Glaubt man den Ausführungen des hiesigen Lokalblattes, ein kritischer Blick ist hier aus alter Tradition heraus stets angebracht, pflanzten die „Letzte Generation“ vor wenigen Tagen rund 200 Fichten und Lärchen rund ums Schloss und versuchte damit, ihren Gesprächswunsch zu erneuern. Ein Wunsch, der laut Auskunft der Stadtverwaltung erst im zweiten Schreiben an die Stadtspitze Ende März deutlich wurde. Ob im ersten Schreiben aus Februar tatsächlich einer der Schlüsselformulierungen fehlte, die bei einer ordentlich geführten Verwaltung erst die schwerfällige Maschinerie des Handelns auslöst, können wir nicht beurteilen. Jedoch gar nicht auf ein Schreiben zu reagieren … passt auch wunderbar zur Stadt Oldenburg. Das kennen wir doch! Nun jedenfalls möchte sich der Oberbürgermeister in den Dialog begeben, verweist aber bereits auf die vielen Beschlüsse, die ja den Forderungen schon entsprechen würden. Beschlüsse sind Beschlüsse. Umsetzung ist bekanntlich etwas anderes, wird damit aber gerne gleichgesetzt. Worte und Taten sind immer noch zwei paar Schuhe. Daher: Bemesst sie stets nur an ihrer Schuhgröße!

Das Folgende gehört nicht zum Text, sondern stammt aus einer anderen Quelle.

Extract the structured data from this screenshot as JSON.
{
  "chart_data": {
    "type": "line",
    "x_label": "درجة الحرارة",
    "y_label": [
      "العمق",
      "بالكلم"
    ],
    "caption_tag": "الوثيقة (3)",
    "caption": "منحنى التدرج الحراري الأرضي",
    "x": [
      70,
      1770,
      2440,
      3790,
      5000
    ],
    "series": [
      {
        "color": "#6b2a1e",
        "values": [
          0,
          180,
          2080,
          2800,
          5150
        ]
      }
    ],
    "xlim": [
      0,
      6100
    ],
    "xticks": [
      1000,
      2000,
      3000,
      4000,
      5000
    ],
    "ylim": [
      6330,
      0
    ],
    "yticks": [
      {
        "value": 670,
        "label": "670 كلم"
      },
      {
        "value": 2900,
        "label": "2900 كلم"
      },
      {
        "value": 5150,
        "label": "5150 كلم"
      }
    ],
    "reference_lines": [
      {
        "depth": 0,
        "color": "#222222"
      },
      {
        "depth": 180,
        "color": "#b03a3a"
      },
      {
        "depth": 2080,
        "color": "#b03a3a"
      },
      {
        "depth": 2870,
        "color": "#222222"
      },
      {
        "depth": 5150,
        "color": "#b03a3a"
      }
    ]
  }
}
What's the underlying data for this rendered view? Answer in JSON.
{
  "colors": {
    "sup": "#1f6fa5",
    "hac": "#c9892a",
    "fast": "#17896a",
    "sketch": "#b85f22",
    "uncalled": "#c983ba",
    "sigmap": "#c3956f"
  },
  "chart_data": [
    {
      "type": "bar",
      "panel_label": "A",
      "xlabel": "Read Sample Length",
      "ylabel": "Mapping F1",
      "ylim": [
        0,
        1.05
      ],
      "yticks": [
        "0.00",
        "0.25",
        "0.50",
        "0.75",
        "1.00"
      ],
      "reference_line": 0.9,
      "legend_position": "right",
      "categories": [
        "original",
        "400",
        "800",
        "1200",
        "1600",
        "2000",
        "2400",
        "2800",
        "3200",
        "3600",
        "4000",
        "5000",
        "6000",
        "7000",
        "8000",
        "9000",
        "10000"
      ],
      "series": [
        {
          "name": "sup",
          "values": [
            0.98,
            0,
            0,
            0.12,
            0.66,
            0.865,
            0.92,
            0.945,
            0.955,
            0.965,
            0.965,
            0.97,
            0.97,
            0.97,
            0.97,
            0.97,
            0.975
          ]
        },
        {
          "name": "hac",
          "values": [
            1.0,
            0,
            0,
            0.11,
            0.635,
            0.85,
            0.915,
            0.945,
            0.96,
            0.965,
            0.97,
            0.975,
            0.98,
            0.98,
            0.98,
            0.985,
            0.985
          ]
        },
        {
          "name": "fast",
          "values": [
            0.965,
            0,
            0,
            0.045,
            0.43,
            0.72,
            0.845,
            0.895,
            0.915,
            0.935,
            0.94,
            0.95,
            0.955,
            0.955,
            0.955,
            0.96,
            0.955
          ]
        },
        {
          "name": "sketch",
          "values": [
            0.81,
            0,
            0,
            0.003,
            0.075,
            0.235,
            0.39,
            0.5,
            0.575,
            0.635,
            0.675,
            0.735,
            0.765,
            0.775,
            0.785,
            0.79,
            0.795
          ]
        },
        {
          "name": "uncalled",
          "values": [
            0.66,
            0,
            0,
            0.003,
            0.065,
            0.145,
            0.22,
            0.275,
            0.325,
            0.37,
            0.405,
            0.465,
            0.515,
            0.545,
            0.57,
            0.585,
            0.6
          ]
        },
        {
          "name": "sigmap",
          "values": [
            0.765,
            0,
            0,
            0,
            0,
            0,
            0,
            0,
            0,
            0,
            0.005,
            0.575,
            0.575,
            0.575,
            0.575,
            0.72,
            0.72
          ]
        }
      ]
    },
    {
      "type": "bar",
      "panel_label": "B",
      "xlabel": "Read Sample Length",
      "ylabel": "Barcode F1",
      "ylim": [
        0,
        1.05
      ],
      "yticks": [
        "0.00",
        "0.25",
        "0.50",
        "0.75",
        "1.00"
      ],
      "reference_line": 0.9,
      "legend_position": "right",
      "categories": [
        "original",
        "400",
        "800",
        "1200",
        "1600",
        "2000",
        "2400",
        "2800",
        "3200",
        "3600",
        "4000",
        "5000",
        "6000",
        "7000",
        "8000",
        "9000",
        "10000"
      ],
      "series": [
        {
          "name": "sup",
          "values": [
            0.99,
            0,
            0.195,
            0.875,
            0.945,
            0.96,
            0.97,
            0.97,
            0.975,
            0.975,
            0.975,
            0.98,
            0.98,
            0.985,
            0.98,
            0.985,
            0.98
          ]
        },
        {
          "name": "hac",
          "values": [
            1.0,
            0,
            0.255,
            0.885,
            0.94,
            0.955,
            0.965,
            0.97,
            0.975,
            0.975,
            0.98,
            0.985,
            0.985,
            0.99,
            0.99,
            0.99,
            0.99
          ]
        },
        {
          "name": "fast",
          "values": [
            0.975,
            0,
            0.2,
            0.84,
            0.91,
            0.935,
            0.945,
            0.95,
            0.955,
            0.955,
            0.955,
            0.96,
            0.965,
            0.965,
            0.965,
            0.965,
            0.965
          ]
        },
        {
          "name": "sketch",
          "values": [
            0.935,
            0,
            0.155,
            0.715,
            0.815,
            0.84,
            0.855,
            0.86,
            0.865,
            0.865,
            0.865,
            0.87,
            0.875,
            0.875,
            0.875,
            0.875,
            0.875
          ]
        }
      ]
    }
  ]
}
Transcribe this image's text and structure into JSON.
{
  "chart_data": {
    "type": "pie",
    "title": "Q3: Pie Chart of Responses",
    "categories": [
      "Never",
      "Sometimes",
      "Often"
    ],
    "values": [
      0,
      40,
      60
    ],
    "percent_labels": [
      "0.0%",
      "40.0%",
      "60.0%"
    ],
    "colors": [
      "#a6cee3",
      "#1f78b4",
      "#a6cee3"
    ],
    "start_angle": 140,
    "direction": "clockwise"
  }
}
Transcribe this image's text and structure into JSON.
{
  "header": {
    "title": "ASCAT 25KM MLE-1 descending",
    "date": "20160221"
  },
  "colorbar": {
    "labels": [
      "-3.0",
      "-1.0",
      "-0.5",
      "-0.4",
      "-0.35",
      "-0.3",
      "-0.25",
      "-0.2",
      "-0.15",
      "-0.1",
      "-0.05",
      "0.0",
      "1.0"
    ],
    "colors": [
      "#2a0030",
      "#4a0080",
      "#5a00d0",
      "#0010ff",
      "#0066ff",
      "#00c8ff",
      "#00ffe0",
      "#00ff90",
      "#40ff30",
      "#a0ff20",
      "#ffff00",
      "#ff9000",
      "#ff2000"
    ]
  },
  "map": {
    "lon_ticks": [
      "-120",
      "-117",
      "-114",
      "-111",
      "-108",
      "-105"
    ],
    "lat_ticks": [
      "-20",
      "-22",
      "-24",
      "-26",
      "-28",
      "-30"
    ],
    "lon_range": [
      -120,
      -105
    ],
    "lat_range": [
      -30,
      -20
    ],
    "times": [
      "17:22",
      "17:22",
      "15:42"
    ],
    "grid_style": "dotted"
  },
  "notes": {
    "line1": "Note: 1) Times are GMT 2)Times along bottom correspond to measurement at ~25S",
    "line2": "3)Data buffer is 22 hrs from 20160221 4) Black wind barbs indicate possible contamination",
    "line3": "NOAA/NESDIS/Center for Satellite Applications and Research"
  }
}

Aus unserer Sicht können wir nur hoffen, dass die hiesigen Akteur*innen der „Letzten Generation“ mit etwas mehr Detailwissen in diese Gespräche gehen, als sie bei der Auswahl ihrer Setzlinge, dem Standort und der Pflanzweise an den Tag gelegt haben. Denn ansonsten werden sie nach diesem PR-Desaster dem Oberbürgermeister und jenen, die gerne behaupten, die Stadt Oldenburg würde schon alles notwendige tun oder tun wollen, gehörig auf den Leim gehen. Und dort will wirklich keiner freiwillig festkleben.